There are also questions as to how far the governments have been to better the lives of their people…
It’s unfortunate because I remember talking with some of them who are my friends. I said, with these huge funds coming your way, the East-West road, an artery road that passes through all the Niger Delta, is getting to 20 years and it remains uncompleted. So, it’s unfortunate but I don’t want to go there.
In some cases, there’s also this argument about whether the road is a federal road or a state road and all of that. These are some of the arguments you also see in some states on why they don’t delve into the road infrastructure you talked about…
That’s why I’m saying. If you can use the revenue allocation formula to push more resources back to the units, they won’t have anybody to blame.
I don’t want to mention names; President Johnathan presided over this country for over five years. Did he complete the East-West road? Our problem is that we have not started blaming ourselves. Why do you think there is nepotism? It is because the centre is heavy.
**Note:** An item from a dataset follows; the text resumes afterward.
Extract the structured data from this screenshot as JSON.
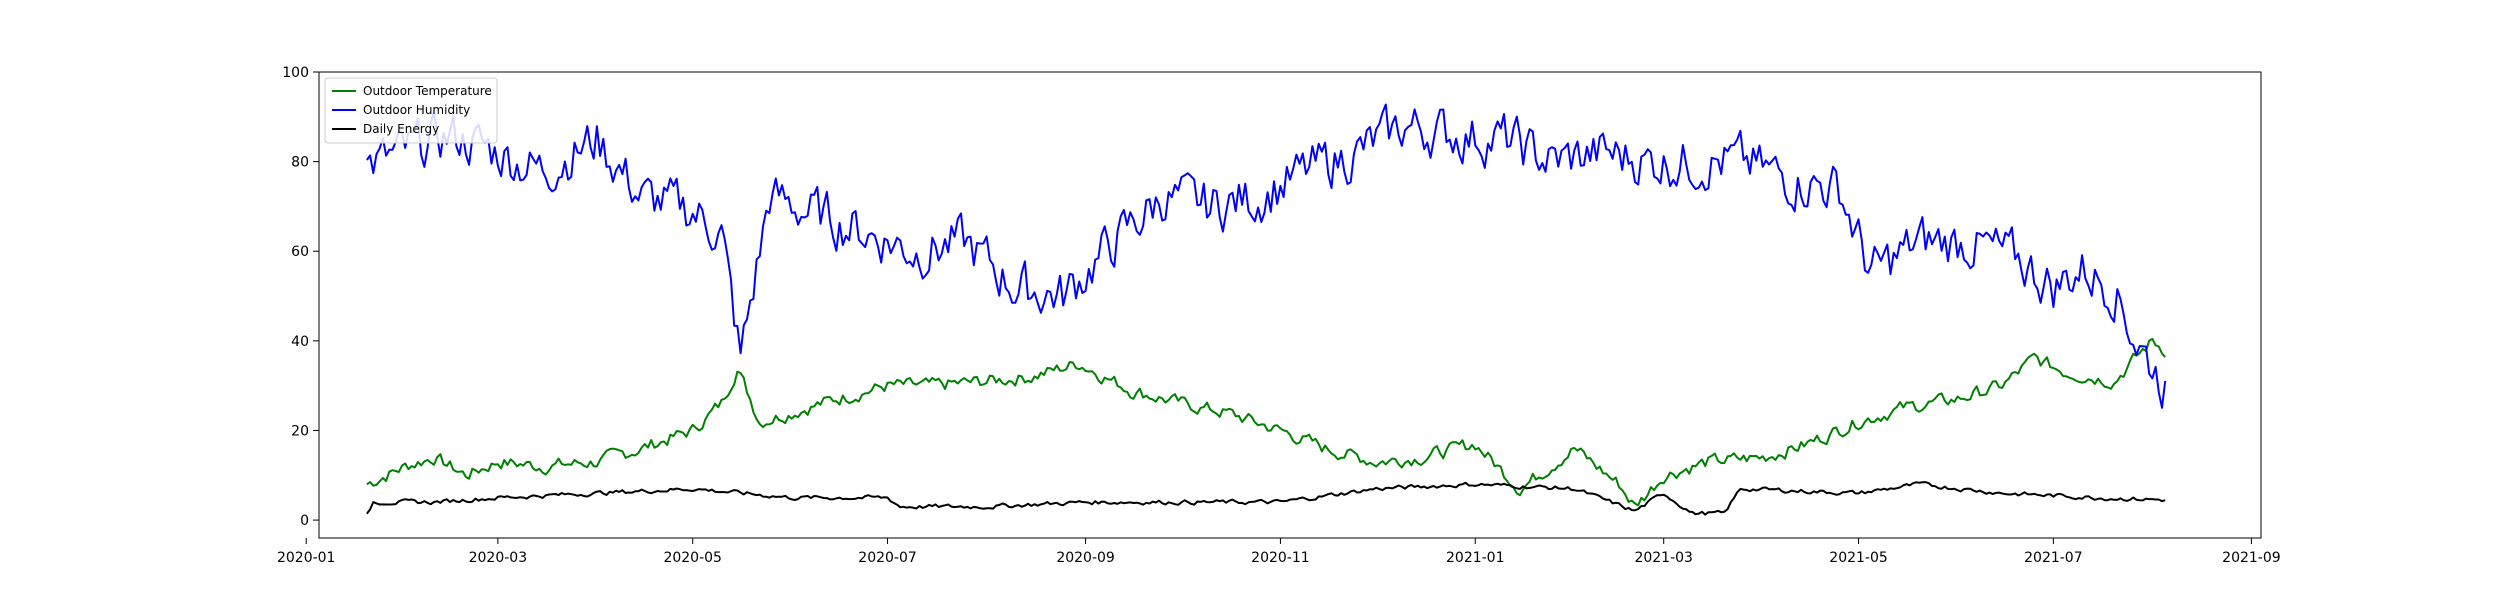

If you elect me tomorrow, for instance, the people will line up and say, we have to be in charge of finance, we have to be in charge of this one or that one.
But if you reduce the centre, it won’t be so any longer because the military, the police, civil defence and others will consume the 40 per cent there. The centre has no business again to do all these.
The units will do that. They are with the people. If the people decide that they should lavish their funds, there will not be crisis in the country at the centre. There won’t be instability. It will be localised.
Let me also bring in something here that has plagued the allocation of revenue over the years in Nigeria. There are states that have laws against the consumption of alcohol and alcoholic beverages. Yet these alcoholic beverages generate a very huge chunk of the Value Added Tax (VAT). What is your take on that?
How many states are taxing for alcohol? They are very few. I told one of my friends who went for a function with me and he saw me groping there.
He said Osita, what’s this about? I said, if you are born somewhere else, you might be an alcoholic. If I was born in Funtua, I would be a Muslim because you did not join the religion because of your choice; it’s where your parents took you the next morning. So, let’s leave that. That’s not our problem.
But it is already jumping into national issues…
It doesn’t need to. Bring down the resources to the units. Don’t hang on it because you want to dispense, and tomorrow, you take more than a billion ecological fund this day go and do health contract. Reduce it. If you reduce it, the atmosphere will calm down. That’s my position.
There are people who argue that the local councils should even get more because they are the government that is closer to the people and the fact that they are not even getting the one allocated to them at this time is part of why we are having this degeneration of roads within communities. Wouldn’t this also be in variance with what people have been saying over the years?
What I’m saying is that we are in the 10th session of the national and state assemblies, and each session, if you remember, embarked on a constitutional amendment and in each of those sessions, this issue of local government autonomy had been on the table. President Tinubu was a witness to it and he came to power and had an intuition like ‘let’s go through the legal process’.
So, he called his Attorney General and they presented the matter to the Supreme Court, with all the Attorneys General of the 36 states on one side versus the Attorney General of the Federation and as God will have it, on July 11, 2024 the Supreme Court’s landmark judgement was delivered and we jubilated.
As I said, I don’t know what happened behind the closed doors, whether it has been implemented. If what I have learnt over the years since I don’t have foresight I live in hindsight and it is such and such that you look at possibilities and impossibilities. It has become impossible to retrieve local councils from emperor governors. When something becomes impossible for me, I look for the possibilities.